Premios Pulsar, lo que no hay

Mon Laferte la gran ganadora 2018
A falta de estímulos y visibilidad las premiaciones son a lo menos un foco de atención para muchos de los nominados, un momento donde se puede fantasear con la idea del glamour que rodea a la música más popular y por una noche sentirse parte de una escena de música chilena a la que le sobran ganas pero le falta mercado. 

Aunque el primer problema de estos premios, al igual que sucedía con los Altazor, es que son organizados por la SCD (Sociedad del Derecho de Autor) lo que evidencia un permanente conflicto de interés a la hora seleccionar nominados y a quienes participan de las votaciones (músicos, periodistas, productores y gente de radio). Como suele ocurrir en un medio tan pequeño es fácil toparse con amigos, enemistades, colaboradores o simplemente criterios parecidos (hay bandas que solo figuran porque son gusto de dos o tres periodistas, de nichos de amigos). 

Aunque la intención puede ser buena (premiar a la actividad musical del último año) se cometen varios pecados; Solo participan las obras o artistas que se postulan por eso varios nombres de trayectoria y éxito no figuran en categorías porque no han llenado un formulario. Y por el contrario la mayoría de quienes si postulan figuran en la categoría "Artista del Año" cuando entendemos que para eso se necesita mucho más que sólo haber publicado un disco. Con esto la restan peso y credibilidad a las nominaciones más importantes y siendo honestos ¿Alguien podría dudar que Mon Laferte no se merece todos los premios? incluso a los que no la nominaron (Artista Rock, Música de Raíz, Artista Balada que este año es una categoría desierta, Mejor Cantautor) y no tiene que ver con gustos, los méritos artísticos, comerciales y su alcance no tiene comparación ni competencia. ¿Qué ese disco lo hicieron en México con plata de una multinacional? Nadie podría decir que es una cantante inventada por la gran industria y muchos discos que se editan en Chile van de independientes pero se financiaron con millones del FONDART (¡independiente es incluso no pedir plata a los gobiernos!). Aún encima, el disco de Mon Laferte producido en México para el mercado internacional suena súper chileno, como su origen en el puerto de Valparaíso. 

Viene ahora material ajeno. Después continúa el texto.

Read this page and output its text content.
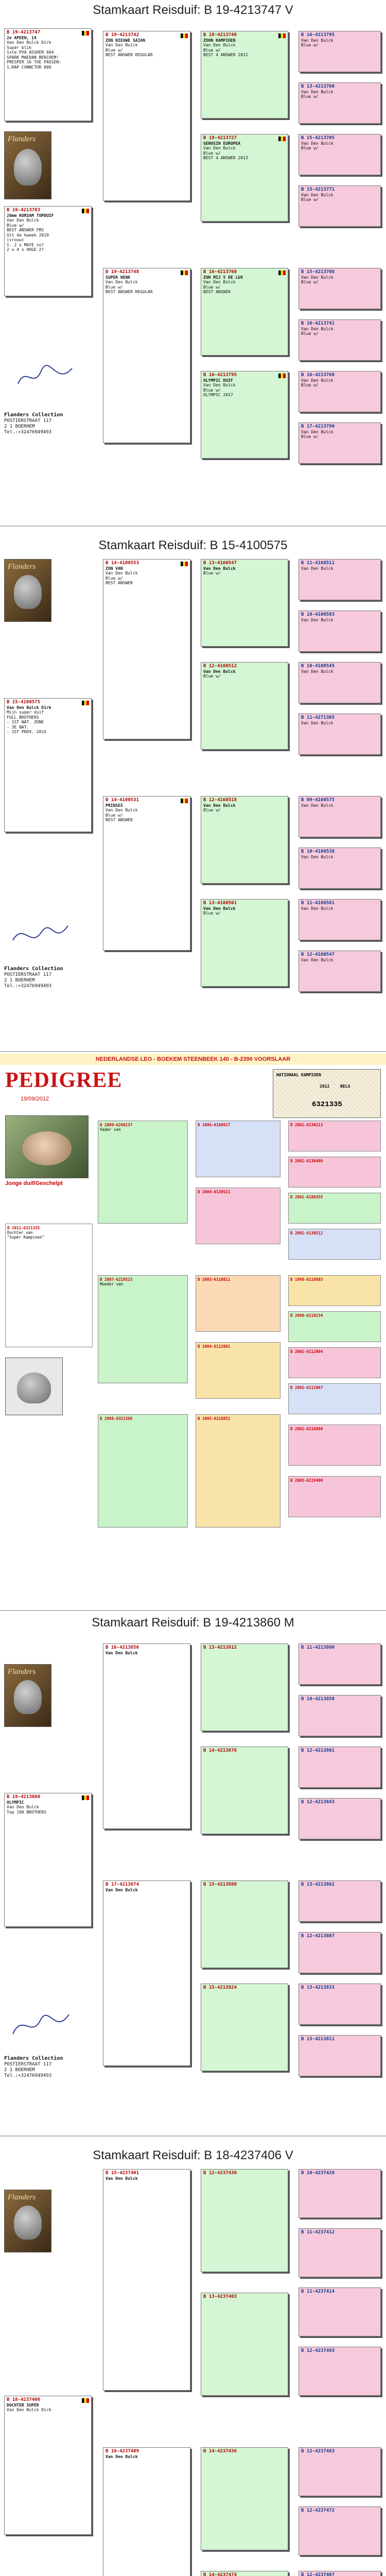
Stamkaart Reisduif: B 19-4213747 V
B 19-4213747
2e APEEN, 14
Van Den Bulck Dirk
Super blik
1ste PVA ASSHER 604
SPARK MAEDAN BERCHEM!
PRESPER 16 TOE PASSEN:
1.RAP CONNCTOR 806
Flanders
B 19-4213783
20mm KORSAM TOPDUIF
Van Den Bulck
Blue w/
BEST ANSWER FM2
Uit de kweek 2019
(vrouw)
1. 2 x MAYE zo?
2 x 4 x HOGE 2?
Flanders Collection
POSTIERSTRAAT 117
2 1 BOERHEM
Tel.:+32476949493
B 19-4213742
ZON NIEUWE SAIAN
Van Den Bulck
Blue w/
BEST ANSWER REGULAR
B 19-4213748
SUPER HENK
Van Den Bulck
Blue w/
BEST ANSWER REGULAR
B 18-4213748
ZOON KAMPIOEN
Van Den Bulck
Blue w/
BEST 4 ANSWER 2012
B 19-4213727
GENOSIN EUROPEA
Van Den Bulck
Blue w/
BEST 4 ANSWER 2013
B 16-4213760
ZON MIJ 5 DE LUX
Van Den Bulck
Blue w/
BEST ANSWER
B 16-4213795
OLYMPIC DUIF
Van Den Bulck
Blue w/
OLYMPIC 2017
B 16-4213795
Van Den Bulck
Blue w/
B 13-4213700
Van Den Bulck
Blue w/
B 15-4213705
Van Den Bulck
Blue w/
B 15-4213771
Van Den Bulck
Blue w/
B 15-4213708
Van Den Bulck
Blue w/
B 16-4213741
Van Den Bulck
Blue w/
B 16-4213760
Van Den Bulck
Blue w/
B 17-4213790
Van Den Bulck
Blue w/
Stamkaart Reisduif: B 15-4100575
Flanders
B 15-4100575
Van Den Bulck Dirk
Mijn super duif
FULL BROTHERS
- 1ST NAT. ZONE
- 3E NAT.
- 1ST PROV. 2015
Flanders Collection
POSTIERSTRAAT 117
2 1 BOERHEM
Tel.:+32476949493
B 14-4100553
ZON VAN
Van Den Bulck
Blue w/
BEST ANSWER
B 14-4100531
PRINSES
Van Den Bulck
Blue w/
BEST ANSWER
B 13-4160547
Van Den Bulck
Blue w/
B 12-4100512
Van Den Bulck
Blue w/
B 12-4160518
Van Den Bulck
Blue w/
B 13-4100501
Van Den Bulck
Blue w/
B 11-4160511
Van Den Bulck
B 10-4100503
Van Den Bulck
B 10-4100545
Van Den Bulck
B 11-4271305
Van Den Bulck
B 09-4100575
Van Den Bulck
B 10-4100538
Van Den Bulck
B 11-4100581
Van Den Bulck
B 12-4100547
Van Den Bulck
NEDERLANDSE LEO - BOEKEM STEENBEEK 140 - B-2390 VOORSLAAR
PEDIGREE
19/09/2012
NATIONAAL KAMPIOEN
2012	BELG
6321335
Jonge duif/Geschelpt
B 2012-6321335
Dochter van
"Super Kampioen"
B 2009-6260137
Vader van
B 2007-6219523
Moeder van
B 2006-6180917
B 2004-6130521
B 2003-6110811
B 2004-6112001
B 2001-6130213
B 2002-6130400
B 2001-6180355
B 2002-6130512
B 1998-6110803
B 2000-6110234
B 2001-6112004
B 2002-6112067
B 2008-6321300	B 2005-6218851
B 2002-6218800
B 2003-6219400
Stamkaart Reisduif: B 19-4213860 M
Flanders
B 19-4213860
OLYMPIC
Van Den Bulck
Top 100 BROTHERS
Flanders Collection
POSTIERSTRAAT 117
2 1 BOERHEM
Tel.:+32476949493
B 16-4213856
Van Den Bulck
B 17-4213874
Van Den Bulck
B 13-4213812
B 14-4213876
B 15-4213880
B 15-4213824
B 11-4213800
B 10-4213858
B 12-4213801
B 12-4213843
B 13-4213862
B 12-4213807
B 13-4213833
B 13-4213811
Stamkaart Reisduif: B 18-4237406 V
Flanders
B 18-4237406
DOCHTER SUPER
Van Den Bulck Dirk

B 15-4237401
Van Den Bulck
B 16-4237409
Van Den Bulck
B 12-4237430
B 13-4237403
B 14-4237436
B 14-4237474
B 10-4237420
B 11-4237412
B 11-4237414
B 12-4237493
B 12-4237483
B 12-4237472
B 12-4237407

Un poco de seriedad y un poco de justicia, resulta dudoso que álbums como el de Fernando Milagros o Paz Court figuren solo en la categoría arte de un disco o videoclip cuando en todos los sentidos tienen más peso que otros del extenso listado de seleccionados (¿les faltó lobby?). En la casilla Álbum del Año aparecen 60 discos y algunos de esos trabajos ni siquiera aparece en el buscador de Google, tendría que exigirse algo más para llenar una postulación. 

Esto de los premios se trata básicamente de marketing, de promoción y algo de ruido para un panorama donde cada quien tiene su propia escena, una tajada de éxito a su manera y condiciones (el metal con los metaleros, las cumbias con las cumbias, los azules con los azules). Y la SCD también quiere la foto premiando a la artista del momento y saldrá en toda la prensa, la sociedad de autores lleva tiempo tratando de mejorar y transparentar su imagen. Plata para está ceremonia y más tienen.  

Según el parecer de quien escribe Mon Laferte se tendría que llevar Artista Pop, Canción del Año, Álbum del Año, Artista del Año (votación del público) y a la canción más tocada en radios. El Artista Rock debería ser para el debut de Lanza Internacional, Mejor Cantautor para Natalia Contesse por 'Diluvio' y Publicación Musical literaria 'LLora Corazón' de Marisol García

No son los Grammy Latinos donde compiten los pesos pesados de la industria (y donde de vez en cuando alguna figura en ascenso consigue entrar en las categoría alternativa) por lo que más conviene es la difusión y promoción en torno las nominaciones y galardones, los premios no influyen en la venta de shows ni en las descargas de discos pero si ayudan a crear cierta "sensación ambiente" algo que los Premios Pulsar no tiene capacidad de ampliar porque es de nichos y no hay mercado en Chile donde exista competencia, rebotan donde mismo. ¿Alguien sabe qué pasó con los grandes ganadores de las anteriores ediciones? Uno se fue a vivir lejos a contemplar el horizonte y otra anunció que se retira. 

Los Pulsar es lo que dura la ceremonia y la foto en el diario el día siguiente, una fachada y un show de simulación, la transmisión es como un eterno programa piloto donde se tiene la esperanza que alguna vez suceda algo. Y eso es lo más triste, lo que realmente pasa con la música chilena no lo vamos a encontrar ahí.